Annem, Kovboylar ve Sarhoş Atlar, Polat Özlüoğlu'nun dördüncü öykü kitabı.İlk kitabı Günlerden Kırmızı dışındaki tüm öykü kitaplarını okudum.
Peri Kızı Af Buyurun sonrası, Polat Özlüoğlu'nun önceki kitabı olan Hevesi Kirpiğinde'ye göre, daha zengin bir kullandığından bahsetmişim.Annem, Kovboylar ve Sarhoş Atlar ile de artık Polat Özlüoğlu öykücülüğünden bahsedilebileceğini düşünüyorum.

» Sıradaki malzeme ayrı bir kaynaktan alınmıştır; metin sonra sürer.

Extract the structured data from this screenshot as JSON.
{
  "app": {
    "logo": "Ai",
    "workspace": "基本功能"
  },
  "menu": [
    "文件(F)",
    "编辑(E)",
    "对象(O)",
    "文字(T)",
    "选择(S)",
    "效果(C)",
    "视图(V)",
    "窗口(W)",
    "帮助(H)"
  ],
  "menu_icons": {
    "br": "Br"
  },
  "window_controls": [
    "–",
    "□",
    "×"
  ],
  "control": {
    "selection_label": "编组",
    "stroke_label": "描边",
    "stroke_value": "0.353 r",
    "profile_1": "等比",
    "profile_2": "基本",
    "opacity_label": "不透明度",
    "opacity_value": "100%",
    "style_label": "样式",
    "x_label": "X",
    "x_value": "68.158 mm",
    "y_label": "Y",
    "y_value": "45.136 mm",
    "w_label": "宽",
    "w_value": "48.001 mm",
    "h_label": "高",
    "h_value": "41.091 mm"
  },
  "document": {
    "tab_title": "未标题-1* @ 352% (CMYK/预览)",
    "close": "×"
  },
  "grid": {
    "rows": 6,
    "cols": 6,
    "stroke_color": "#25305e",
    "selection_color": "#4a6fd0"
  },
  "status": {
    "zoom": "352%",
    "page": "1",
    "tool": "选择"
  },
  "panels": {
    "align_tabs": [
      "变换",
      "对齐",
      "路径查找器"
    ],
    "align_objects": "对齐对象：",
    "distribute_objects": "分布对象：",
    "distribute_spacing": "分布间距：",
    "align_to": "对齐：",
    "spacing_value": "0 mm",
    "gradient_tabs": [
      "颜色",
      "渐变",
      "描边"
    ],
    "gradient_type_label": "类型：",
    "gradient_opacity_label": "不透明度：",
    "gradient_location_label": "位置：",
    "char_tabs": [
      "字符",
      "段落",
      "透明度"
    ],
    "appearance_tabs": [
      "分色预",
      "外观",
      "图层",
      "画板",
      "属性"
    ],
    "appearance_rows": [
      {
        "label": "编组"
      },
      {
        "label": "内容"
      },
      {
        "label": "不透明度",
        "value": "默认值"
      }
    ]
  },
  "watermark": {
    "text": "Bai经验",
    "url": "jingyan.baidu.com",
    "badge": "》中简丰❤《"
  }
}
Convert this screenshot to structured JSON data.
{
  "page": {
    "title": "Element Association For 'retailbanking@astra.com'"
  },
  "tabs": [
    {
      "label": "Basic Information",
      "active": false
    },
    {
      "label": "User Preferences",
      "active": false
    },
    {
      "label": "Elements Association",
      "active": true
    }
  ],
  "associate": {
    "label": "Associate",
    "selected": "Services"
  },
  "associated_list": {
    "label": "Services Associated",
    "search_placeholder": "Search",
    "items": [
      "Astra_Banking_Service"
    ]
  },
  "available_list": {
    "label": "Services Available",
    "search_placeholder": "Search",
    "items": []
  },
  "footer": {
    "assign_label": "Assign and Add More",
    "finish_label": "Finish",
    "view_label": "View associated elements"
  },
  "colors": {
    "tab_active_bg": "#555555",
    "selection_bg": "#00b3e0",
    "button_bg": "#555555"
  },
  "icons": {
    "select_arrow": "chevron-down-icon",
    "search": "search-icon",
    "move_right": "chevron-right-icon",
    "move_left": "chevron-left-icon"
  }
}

Polat Özlüoğlu'nun bu kitabı da diğer kitaplarındaki gibi duygusal yoğunluğu fazla olan, insanı sarsan öykülerden oluşuyor.Neredeyse tüm dehşetiyle günlük hayatımıza sızan birbirinden acı, kimi zaman "nasıl olur ya!" dediğimiz, kimilerince üçüncü sayfa haberi olarak nitelendirilen pek çok insanlık dışı olayı merkezine alıyor, Özlüoğlu öykülerinde.Kendi adıma "üçüncü sayfa haberi olarak " görmüyorum gündemimize düşen tüm bu yaşam dramlarını.Toplumsal eşitsizliğin, cahilliğin, çürümüşlüğün sosyolojik incelemesi yapılabilir, yapılmalı da bu olaylardan yola çıkılarak.
Aile kavramı üzerine odaklanan öyküler; aileyi, ailedeki iktidarı, sorgulamanıza neden oluyor.

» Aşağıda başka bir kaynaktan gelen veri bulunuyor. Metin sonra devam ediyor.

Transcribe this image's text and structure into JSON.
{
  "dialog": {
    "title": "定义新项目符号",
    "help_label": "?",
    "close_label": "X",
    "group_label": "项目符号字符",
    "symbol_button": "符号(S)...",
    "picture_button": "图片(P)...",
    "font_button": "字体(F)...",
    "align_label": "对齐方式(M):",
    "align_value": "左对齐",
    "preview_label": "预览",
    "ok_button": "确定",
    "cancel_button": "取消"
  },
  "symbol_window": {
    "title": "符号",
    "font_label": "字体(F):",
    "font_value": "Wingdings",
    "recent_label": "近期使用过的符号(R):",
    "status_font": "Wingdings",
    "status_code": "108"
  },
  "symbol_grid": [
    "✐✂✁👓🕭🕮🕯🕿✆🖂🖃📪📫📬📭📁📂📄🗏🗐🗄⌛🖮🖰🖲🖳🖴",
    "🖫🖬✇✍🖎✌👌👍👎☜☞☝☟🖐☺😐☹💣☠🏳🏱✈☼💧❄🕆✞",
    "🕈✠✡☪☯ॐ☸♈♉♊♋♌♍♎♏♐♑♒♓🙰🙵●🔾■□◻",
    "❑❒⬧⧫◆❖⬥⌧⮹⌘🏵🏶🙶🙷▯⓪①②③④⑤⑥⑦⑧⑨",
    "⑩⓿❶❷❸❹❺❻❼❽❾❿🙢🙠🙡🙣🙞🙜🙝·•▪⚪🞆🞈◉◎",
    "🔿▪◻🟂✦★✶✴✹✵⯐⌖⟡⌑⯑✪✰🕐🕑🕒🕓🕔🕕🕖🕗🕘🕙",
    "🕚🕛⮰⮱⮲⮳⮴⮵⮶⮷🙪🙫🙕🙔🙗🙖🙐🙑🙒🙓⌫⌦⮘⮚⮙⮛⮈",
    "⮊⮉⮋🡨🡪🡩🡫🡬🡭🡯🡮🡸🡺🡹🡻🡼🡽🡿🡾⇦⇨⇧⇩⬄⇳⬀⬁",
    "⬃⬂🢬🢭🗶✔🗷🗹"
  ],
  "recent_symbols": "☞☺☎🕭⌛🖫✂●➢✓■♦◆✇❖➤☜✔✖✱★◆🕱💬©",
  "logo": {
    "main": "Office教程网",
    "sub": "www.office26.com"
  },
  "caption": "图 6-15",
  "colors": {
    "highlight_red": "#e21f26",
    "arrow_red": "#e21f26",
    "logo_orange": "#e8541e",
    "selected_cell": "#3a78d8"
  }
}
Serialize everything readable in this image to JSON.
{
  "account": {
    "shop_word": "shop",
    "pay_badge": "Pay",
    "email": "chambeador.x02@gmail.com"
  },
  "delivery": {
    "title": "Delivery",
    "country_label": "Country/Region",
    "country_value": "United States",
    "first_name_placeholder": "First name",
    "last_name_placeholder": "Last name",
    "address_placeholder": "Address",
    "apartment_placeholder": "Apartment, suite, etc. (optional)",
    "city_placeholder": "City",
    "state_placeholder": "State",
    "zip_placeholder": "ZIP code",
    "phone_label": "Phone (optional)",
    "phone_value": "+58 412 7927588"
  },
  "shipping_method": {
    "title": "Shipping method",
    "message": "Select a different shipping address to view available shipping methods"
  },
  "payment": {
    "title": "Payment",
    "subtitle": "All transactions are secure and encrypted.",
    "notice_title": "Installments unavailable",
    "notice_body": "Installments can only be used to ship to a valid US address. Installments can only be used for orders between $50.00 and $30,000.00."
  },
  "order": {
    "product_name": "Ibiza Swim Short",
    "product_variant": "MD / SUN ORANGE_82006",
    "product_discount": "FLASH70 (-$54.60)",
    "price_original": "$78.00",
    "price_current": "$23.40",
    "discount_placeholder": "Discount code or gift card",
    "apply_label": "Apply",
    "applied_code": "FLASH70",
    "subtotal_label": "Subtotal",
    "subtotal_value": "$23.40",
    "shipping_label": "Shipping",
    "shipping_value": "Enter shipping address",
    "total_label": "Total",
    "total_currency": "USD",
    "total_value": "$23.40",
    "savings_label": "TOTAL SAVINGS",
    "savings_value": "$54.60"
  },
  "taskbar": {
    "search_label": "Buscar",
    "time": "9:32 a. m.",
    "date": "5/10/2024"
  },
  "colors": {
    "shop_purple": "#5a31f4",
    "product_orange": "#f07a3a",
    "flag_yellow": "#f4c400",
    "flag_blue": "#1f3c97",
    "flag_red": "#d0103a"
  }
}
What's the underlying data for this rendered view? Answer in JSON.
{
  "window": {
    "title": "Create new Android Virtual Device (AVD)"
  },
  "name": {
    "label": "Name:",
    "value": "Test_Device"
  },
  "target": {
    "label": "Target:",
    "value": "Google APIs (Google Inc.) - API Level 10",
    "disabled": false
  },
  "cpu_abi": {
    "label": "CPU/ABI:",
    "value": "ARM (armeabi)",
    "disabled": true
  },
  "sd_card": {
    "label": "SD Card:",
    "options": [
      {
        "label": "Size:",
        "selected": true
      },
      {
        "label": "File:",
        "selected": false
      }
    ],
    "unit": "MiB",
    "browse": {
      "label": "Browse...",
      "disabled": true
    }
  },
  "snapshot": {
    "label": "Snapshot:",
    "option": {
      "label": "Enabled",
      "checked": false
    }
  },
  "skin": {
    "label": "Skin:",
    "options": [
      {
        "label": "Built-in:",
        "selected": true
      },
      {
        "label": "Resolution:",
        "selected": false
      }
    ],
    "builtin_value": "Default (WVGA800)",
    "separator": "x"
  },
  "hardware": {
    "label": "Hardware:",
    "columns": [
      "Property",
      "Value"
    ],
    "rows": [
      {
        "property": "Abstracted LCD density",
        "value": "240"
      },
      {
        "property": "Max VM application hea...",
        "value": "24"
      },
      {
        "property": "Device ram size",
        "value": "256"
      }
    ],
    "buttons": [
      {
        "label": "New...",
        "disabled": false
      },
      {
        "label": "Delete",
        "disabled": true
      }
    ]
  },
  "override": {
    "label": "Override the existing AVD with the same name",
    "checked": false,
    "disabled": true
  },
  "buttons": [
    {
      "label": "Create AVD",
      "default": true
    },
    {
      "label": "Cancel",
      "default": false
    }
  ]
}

Bozuk aileler bozuk toplumların, bozuk toplumlar da bozuk ailelerin aynası sanki...
Bir nevi tavuk mu yumurtadan, yumurta mı tavuktan mevzusu...
Baba figürü hemen hemen tüm öykülerin çıkış noktası.
Kılçık Babam, Gardiyan benim için öne çıkan öyküler oldu.
İçimi acıtsa da seviyorum, Polat Özlüoğlu öykülerini ve öykücülüğünü.